Figure 6. shows the so-called bifurcation diagram, which shows different x∞ values as a function of (a,x0). We can see that for as long as a<1, the ultimate fraction of the infected will get down to zero. For 1<a⪅3, it will be non-zero, but at least it has one solution. However, as a increases further, the ultimate behavior of the system becomes more and more unpredictable, even if a is estimated precisely. The system is simply too sensitive to small changes and thus cannot be trusted.

Conclusion

Creating mathematical models is no easy task. We have seen the three main types of challenges that people can face, from which the last one seems like it can be the mathematics itself playing tricks on us. Still, many find it fascinating that even simple equations can exhibit such rich behavior.
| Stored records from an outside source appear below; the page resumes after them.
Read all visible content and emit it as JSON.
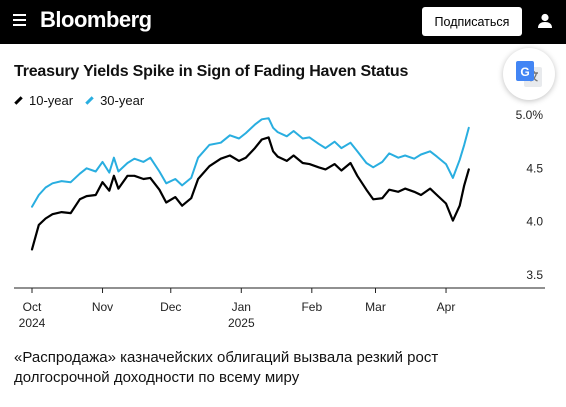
{
  "header": {
    "logo": "Bloomberg",
    "subscribe_label": "Подписаться"
  },
  "colors": {
    "topbar_bg": "#000000",
    "series_10y": "#000000",
    "series_30y": "#29aee0"
  },
  "icons": {
    "menu": "menu-icon",
    "user": "user-icon",
    "translate": "google-translate-icon"
  },
  "caption": "«Распродажа» казначейских облигаций вызвала резкий рост долгосрочной доходности по всему миру",
  "chart_data": {
    "type": "line",
    "title": "Treasury Yields Spike in Sign of Fading Haven Status",
    "y_unit": "%",
    "ylim": [
      3.5,
      5.0
    ],
    "yticks": [
      "5.0%",
      "4.5",
      "4.0",
      "3.5"
    ],
    "ytick_values": [
      5.0,
      4.5,
      4.0,
      3.5
    ],
    "x_range": [
      "2024-10-01",
      "2025-04-30"
    ],
    "xticks": [
      {
        "label": "Oct",
        "sublabel": "2024",
        "date": "2024-10-01"
      },
      {
        "label": "Nov",
        "sublabel": "",
        "date": "2024-11-01"
      },
      {
        "label": "Dec",
        "sublabel": "",
        "date": "2024-12-01"
      },
      {
        "label": "Jan",
        "sublabel": "2025",
        "date": "2025-01-01"
      },
      {
        "label": "Feb",
        "sublabel": "",
        "date": "2025-02-01"
      },
      {
        "label": "Mar",
        "sublabel": "",
        "date": "2025-03-01"
      },
      {
        "label": "Apr",
        "sublabel": "",
        "date": "2025-04-01"
      }
    ],
    "grid": false,
    "legend_position": "top-left",
    "series": [
      {
        "name": "10-year",
        "color": "#000000",
        "points": [
          [
            "2024-10-01",
            3.74
          ],
          [
            "2024-10-04",
            3.97
          ],
          [
            "2024-10-07",
            4.03
          ],
          [
            "2024-10-10",
            4.07
          ],
          [
            "2024-10-14",
            4.09
          ],
          [
            "2024-10-18",
            4.08
          ],
          [
            "2024-10-22",
            4.21
          ],
          [
            "2024-10-25",
            4.24
          ],
          [
            "2024-10-29",
            4.25
          ],
          [
            "2024-11-01",
            4.37
          ],
          [
            "2024-11-04",
            4.29
          ],
          [
            "2024-11-06",
            4.43
          ],
          [
            "2024-11-08",
            4.31
          ],
          [
            "2024-11-12",
            4.43
          ],
          [
            "2024-11-15",
            4.43
          ],
          [
            "2024-11-19",
            4.4
          ],
          [
            "2024-11-22",
            4.41
          ],
          [
            "2024-11-26",
            4.3
          ],
          [
            "2024-11-29",
            4.18
          ],
          [
            "2024-12-03",
            4.23
          ],
          [
            "2024-12-06",
            4.15
          ],
          [
            "2024-12-10",
            4.22
          ],
          [
            "2024-12-13",
            4.4
          ],
          [
            "2024-12-18",
            4.52
          ],
          [
            "2024-12-23",
            4.59
          ],
          [
            "2024-12-27",
            4.62
          ],
          [
            "2024-12-31",
            4.57
          ],
          [
            "2025-01-03",
            4.6
          ],
          [
            "2025-01-07",
            4.69
          ],
          [
            "2025-01-10",
            4.77
          ],
          [
            "2025-01-13",
            4.79
          ],
          [
            "2025-01-15",
            4.66
          ],
          [
            "2025-01-17",
            4.61
          ],
          [
            "2025-01-21",
            4.57
          ],
          [
            "2025-01-24",
            4.62
          ],
          [
            "2025-01-28",
            4.55
          ],
          [
            "2025-01-31",
            4.54
          ],
          [
            "2025-02-04",
            4.51
          ],
          [
            "2025-02-07",
            4.49
          ],
          [
            "2025-02-11",
            4.54
          ],
          [
            "2025-02-14",
            4.48
          ],
          [
            "2025-02-18",
            4.55
          ],
          [
            "2025-02-21",
            4.43
          ],
          [
            "2025-02-25",
            4.3
          ],
          [
            "2025-02-28",
            4.21
          ],
          [
            "2025-03-04",
            4.22
          ],
          [
            "2025-03-07",
            4.3
          ],
          [
            "2025-03-11",
            4.28
          ],
          [
            "2025-03-14",
            4.31
          ],
          [
            "2025-03-18",
            4.28
          ],
          [
            "2025-03-21",
            4.25
          ],
          [
            "2025-03-25",
            4.31
          ],
          [
            "2025-03-28",
            4.25
          ],
          [
            "2025-04-01",
            4.17
          ],
          [
            "2025-04-04",
            4.01
          ],
          [
            "2025-04-07",
            4.15
          ],
          [
            "2025-04-09",
            4.34
          ],
          [
            "2025-04-11",
            4.49
          ]
        ]
      },
      {
        "name": "30-year",
        "color": "#29aee0",
        "points": [
          [
            "2024-10-01",
            4.14
          ],
          [
            "2024-10-04",
            4.25
          ],
          [
            "2024-10-07",
            4.32
          ],
          [
            "2024-10-10",
            4.36
          ],
          [
            "2024-10-14",
            4.38
          ],
          [
            "2024-10-18",
            4.37
          ],
          [
            "2024-10-22",
            4.45
          ],
          [
            "2024-10-25",
            4.5
          ],
          [
            "2024-10-29",
            4.47
          ],
          [
            "2024-11-01",
            4.56
          ],
          [
            "2024-11-04",
            4.46
          ],
          [
            "2024-11-06",
            4.6
          ],
          [
            "2024-11-08",
            4.47
          ],
          [
            "2024-11-12",
            4.55
          ],
          [
            "2024-11-15",
            4.59
          ],
          [
            "2024-11-19",
            4.56
          ],
          [
            "2024-11-22",
            4.6
          ],
          [
            "2024-11-26",
            4.47
          ],
          [
            "2024-11-29",
            4.36
          ],
          [
            "2024-12-03",
            4.4
          ],
          [
            "2024-12-06",
            4.34
          ],
          [
            "2024-12-10",
            4.41
          ],
          [
            "2024-12-13",
            4.6
          ],
          [
            "2024-12-18",
            4.72
          ],
          [
            "2024-12-23",
            4.74
          ],
          [
            "2024-12-27",
            4.81
          ],
          [
            "2024-12-31",
            4.78
          ],
          [
            "2025-01-03",
            4.83
          ],
          [
            "2025-01-07",
            4.91
          ],
          [
            "2025-01-10",
            4.96
          ],
          [
            "2025-01-13",
            4.97
          ],
          [
            "2025-01-15",
            4.88
          ],
          [
            "2025-01-17",
            4.84
          ],
          [
            "2025-01-21",
            4.8
          ],
          [
            "2025-01-24",
            4.85
          ],
          [
            "2025-01-28",
            4.78
          ],
          [
            "2025-01-31",
            4.79
          ],
          [
            "2025-02-04",
            4.73
          ],
          [
            "2025-02-07",
            4.69
          ],
          [
            "2025-02-11",
            4.75
          ],
          [
            "2025-02-14",
            4.69
          ],
          [
            "2025-02-18",
            4.74
          ],
          [
            "2025-02-21",
            4.66
          ],
          [
            "2025-02-25",
            4.55
          ],
          [
            "2025-02-28",
            4.51
          ],
          [
            "2025-03-04",
            4.56
          ],
          [
            "2025-03-07",
            4.64
          ],
          [
            "2025-03-11",
            4.6
          ],
          [
            "2025-03-14",
            4.62
          ],
          [
            "2025-03-18",
            4.59
          ],
          [
            "2025-03-21",
            4.63
          ],
          [
            "2025-03-25",
            4.66
          ],
          [
            "2025-03-28",
            4.61
          ],
          [
            "2025-04-01",
            4.54
          ],
          [
            "2025-04-04",
            4.41
          ],
          [
            "2025-04-07",
            4.58
          ],
          [
            "2025-04-09",
            4.72
          ],
          [
            "2025-04-11",
            4.88
          ]
        ]
      }
    ]
  }
}
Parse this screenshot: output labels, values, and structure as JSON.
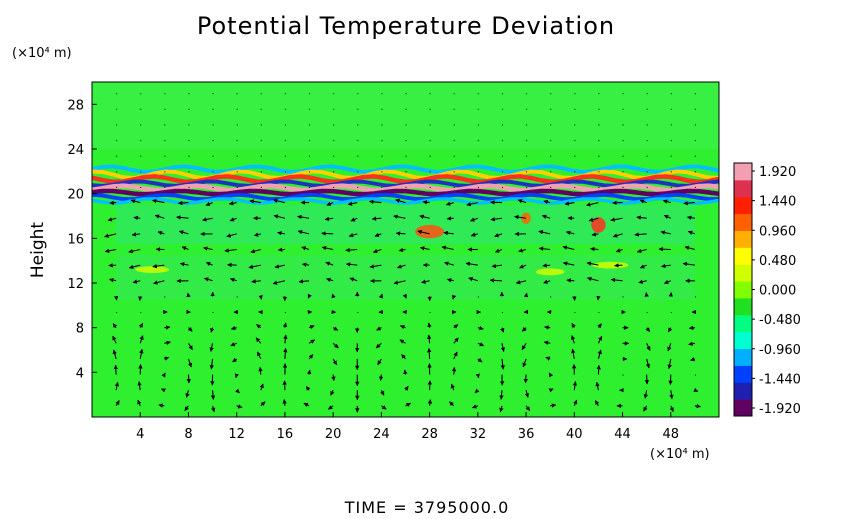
{
  "chart_data": {
    "type": "heatmap",
    "title": "Potential Temperature Deviation",
    "ylabel": "Height",
    "xunit": "(×10⁴ m)",
    "yunit": "(×10⁴ m)",
    "xlim": [
      0,
      52
    ],
    "ylim": [
      0,
      30
    ],
    "xticks": [
      "4",
      "8",
      "12",
      "16",
      "20",
      "24",
      "28",
      "32",
      "36",
      "40",
      "44",
      "48"
    ],
    "yticks": [
      "4",
      "8",
      "12",
      "16",
      "20",
      "24",
      "28"
    ],
    "colorbar": {
      "range": [
        -1.92,
        1.92
      ],
      "labels": [
        "1.920",
        "1.440",
        "0.960",
        "0.480",
        "0.000",
        "-0.480",
        "-0.960",
        "-1.440",
        "-1.920"
      ],
      "colors": [
        "#600060",
        "#2020b0",
        "#0040ff",
        "#00b0ff",
        "#00ffd0",
        "#00ff80",
        "#20e020",
        "#80ff00",
        "#d0ff00",
        "#ffff00",
        "#ffb000",
        "#ff6000",
        "#ff2000",
        "#e03050",
        "#f0a0b0"
      ]
    },
    "overlay": "wind vectors",
    "time_label": "TIME = 3795000.0"
  }
}
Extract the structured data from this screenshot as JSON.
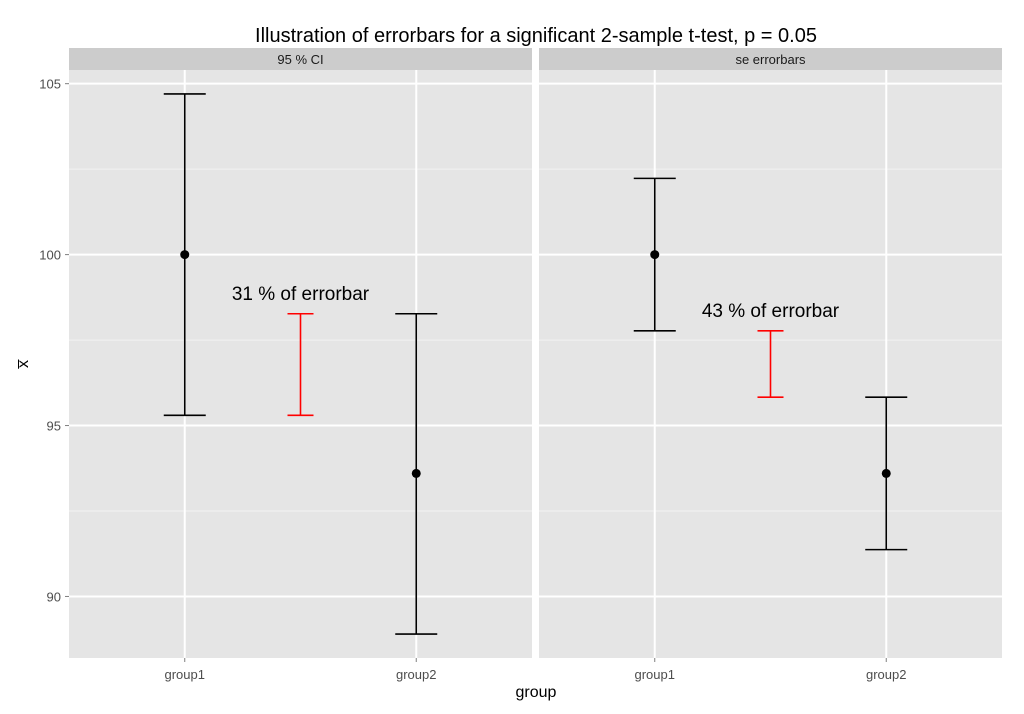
{
  "chart_data": {
    "type": "errorbar",
    "title": "Illustration of errorbars for a significant 2-sample t-test, p = 0.05",
    "xlabel": "group",
    "ylabel": "x̅",
    "ylim": [
      88.2,
      105.4
    ],
    "yticks": [
      90,
      95,
      100,
      105
    ],
    "categories": [
      "group1",
      "group2"
    ],
    "grid": true,
    "colors": {
      "panel_bg": "#e5e5e5",
      "strip_bg": "#cccccc",
      "grid_major": "#ffffff",
      "grid_minor": "#f2f2f2",
      "bar": "#000000",
      "diff": "#ff0000"
    },
    "panels": [
      {
        "strip": "95 % CI",
        "points": [
          {
            "x": "group1",
            "mean": 100.0,
            "lower": 95.3,
            "upper": 104.7
          },
          {
            "x": "group2",
            "mean": 93.6,
            "lower": 88.9,
            "upper": 98.27
          }
        ],
        "difference_bar": {
          "x": 1.5,
          "lower": 95.3,
          "upper": 98.27
        },
        "annotation": {
          "text": "31 % of errorbar",
          "x": 1.5,
          "y": 98.85
        }
      },
      {
        "strip": "se errorbars",
        "points": [
          {
            "x": "group1",
            "mean": 100.0,
            "lower": 97.77,
            "upper": 102.23
          },
          {
            "x": "group2",
            "mean": 93.6,
            "lower": 91.37,
            "upper": 95.83
          }
        ],
        "difference_bar": {
          "x": 1.5,
          "lower": 95.83,
          "upper": 97.77
        },
        "annotation": {
          "text": "43 % of errorbar",
          "x": 1.5,
          "y": 98.35
        }
      }
    ]
  }
}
From the practical perspective, predictive models are often “powered” with the mathematics that involves update rules of some sort. Even if they are not directly based on differential equations, it is often worth considering if solutions produced by these models are stable. As we have seen, even with simple rules the long-term effects of applying them consecutively may lead it straight into the Maw of Chaos.